Elle lui frotta doucement le nez puis le gratta derrière les oreilles tandis qu’il soufflait de plaisir. Elle lui ôta son harnais et sa selle, qu’elle jeta sur le bord de la route. Avec la couverture, elle l’essuya, puis lui assena une tape sur la croupe.
– Va-t’en, Branle-os.
Elle remonta dans la caravane. Sharl lâchait des gémissements de frayeur. Les couvertures lui avaient évité de se blesser, mais cette rude chevauchée ne l’avait guère rassuré. Elle le prit et le tint contre elle.
– Ça va, mon bébé, chuchota-t-elle. Ça va mieux !
Elle le déposa sur la banquette et le changea. Tandis qu’il restait là à agiter joyeusement bras et jambes, elle prit un batik, qu’elle noua pour le garder contre elle dans cette espèce de couffin. Puis elle se pencha sur Maissa.
La femme était inconsciente, une ecchymose bleue à la tempe. Elle était pliée contre le mur, maintenue sur la couchette par ses liens. Aleytys les coupa puis lui arracha le bâillon, faisant une grimace à la vue des vilaines taches qui maculaient le poignard. Elle essuya la lame sur le batik de Maissa, en frottant très fort. Puis elle le remit dans sa gaine, toujours battant sur sa hanche.
Elle sonda son pouvoir, pour le faire passer en Maissa et guérir ses blessures. Elle dut ensuite lui ouvrir la bouche de force pour pouvoir toucher la langue gonflée, mordue en plusieurs endroits.
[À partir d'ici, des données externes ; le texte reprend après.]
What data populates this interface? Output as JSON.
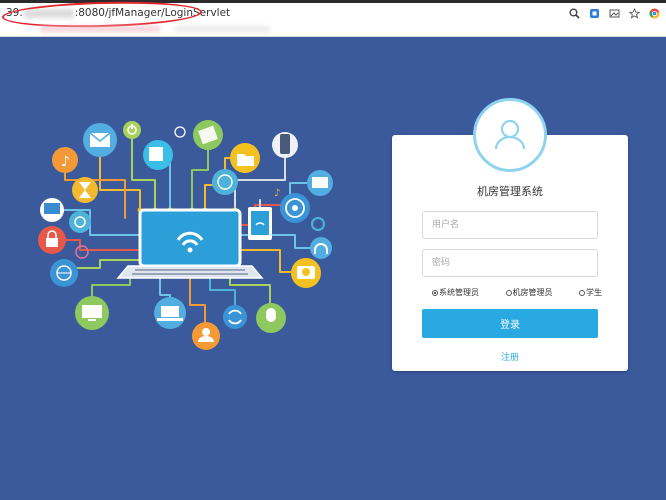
{
  "browser": {
    "url_prefix": "39.",
    "url_suffix": ":8080/jfManager/LoginServlet",
    "toolbar_icons": [
      "zoom-icon",
      "shield-icon",
      "image-icon",
      "star-icon",
      "chrome-icon"
    ]
  },
  "login": {
    "system_title": "机房管理系统",
    "username_placeholder": "用户名",
    "password_placeholder": "密码",
    "roles": [
      {
        "label": "系统管理员",
        "selected": true
      },
      {
        "label": "机房管理员",
        "selected": false
      },
      {
        "label": "学生",
        "selected": false
      }
    ],
    "login_label": "登录",
    "register_label": "注册"
  },
  "colors": {
    "background": "#3a5a9c",
    "accent": "#29a9e1",
    "annotation": "#e0262c"
  }
}
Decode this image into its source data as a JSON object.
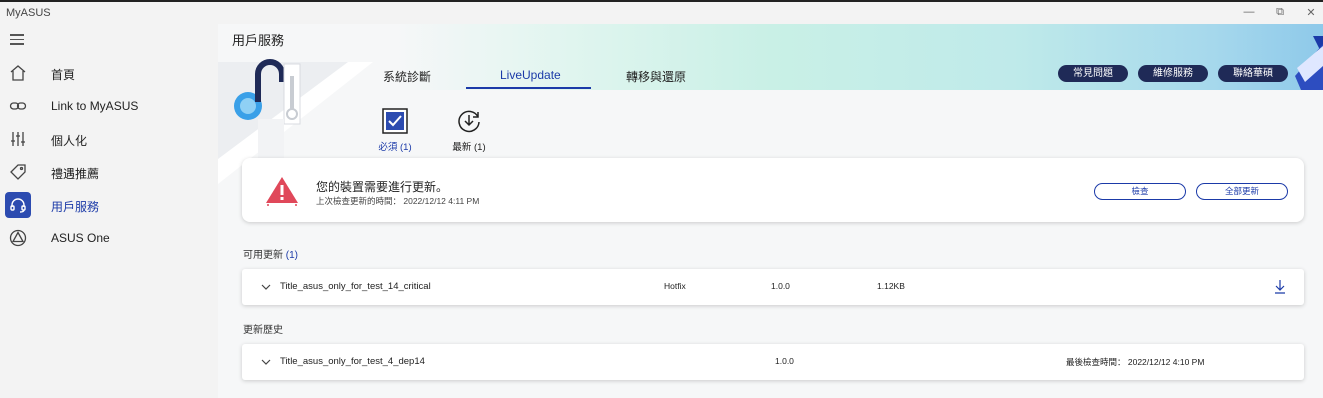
{
  "app": {
    "title": "MyASUS"
  },
  "window": {
    "minimize": "—",
    "maximize": "⧉",
    "close": "✕"
  },
  "sidebar": {
    "items": [
      {
        "label": "首頁",
        "icon": "home-icon"
      },
      {
        "label": "Link to MyASUS",
        "icon": "link-icon"
      },
      {
        "label": "個人化",
        "icon": "sliders-icon"
      },
      {
        "label": "禮遇推薦",
        "icon": "tag-icon"
      },
      {
        "label": "用戶服務",
        "icon": "headset-icon",
        "active": true
      },
      {
        "label": "ASUS One",
        "icon": "asus-one-icon"
      }
    ]
  },
  "page": {
    "title": "用戶服務"
  },
  "tabs": [
    {
      "label": "系統診斷"
    },
    {
      "label": "LiveUpdate",
      "active": true
    },
    {
      "label": "轉移與還原"
    }
  ],
  "top_buttons": [
    {
      "label": "常見問題"
    },
    {
      "label": "維修服務"
    },
    {
      "label": "聯絡華碩"
    }
  ],
  "filters": [
    {
      "label": "必須 (1)",
      "icon": "checkbox-checked-icon",
      "active": true
    },
    {
      "label": "最新 (1)",
      "icon": "download-refresh-icon"
    }
  ],
  "alert": {
    "title": "您的裝置需要進行更新。",
    "last_check": "上次檢查更新的時間： 2022/12/12  4:11 PM",
    "check_button": "檢查",
    "update_all_button": "全部更新"
  },
  "available": {
    "label": "可用更新",
    "count": "(1)",
    "rows": [
      {
        "title": "Title_asus_only_for_test_14_critical",
        "type": "Hotfix",
        "version": "1.0.0",
        "size": "1.12KB"
      }
    ]
  },
  "history": {
    "label": "更新歷史",
    "rows": [
      {
        "title": "Title_asus_only_for_test_4_dep14",
        "version": "1.0.0",
        "checked": "最後檢查時間： 2022/12/12  4:10 PM"
      }
    ]
  },
  "colors": {
    "accent": "#1b3aa8",
    "nav_active": "#2c4bb0",
    "pill": "#1f2a57",
    "warning": "#e0485a"
  }
}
Lorsque la guérison fut terminée, elle laissa un instant son pouvoir entre ses mains, feignant d’ignorer le sentiment glacé de danger qui la parcourait, la faisant trembler. Les yeux de Maissa étaient ouverts et la fixaient. Ils ne voyaient rien, ne reconnaissaient rien. Aleytys frémit. Elle se pencha sur Maissa et lui tâta doucement la tempe.
– Dors, murmura-t-elle. Dors, petit capitaine. Que tout ceci ne soit qu’un rêve quand tu te réveilleras. C’est fini. Plus de bagarre, plus de maître ! Oublie, oublie, oublie…
Elle écarta les mains et rejeta le pouvoir. Le petit corps mince était détendu, la poitrine se levant et s’abaissant à un rythme lent et régulier. Son visage était paisible, les ombres noires de son âme accordées au restant de son être. Aleytys perçut cette détente et en fut satisfaite.
Revenue sur le banc du conducteur, elle ôta les rênes du taquet et envoya son esprit chercher le flux vert menthe de la présence de Stavver.
Elle la découvrit sans peine. Devant. Là-haut. Du pied, elle desserra le frein et fit démarrer l’attelage d’un claquement de langue. Le rouan hennit doucement et précéda la caravane. Aleytys éclata de rire, se sentant le cœur merveilleusement léger.
– Très bien, Branle-os ! On part ensemble.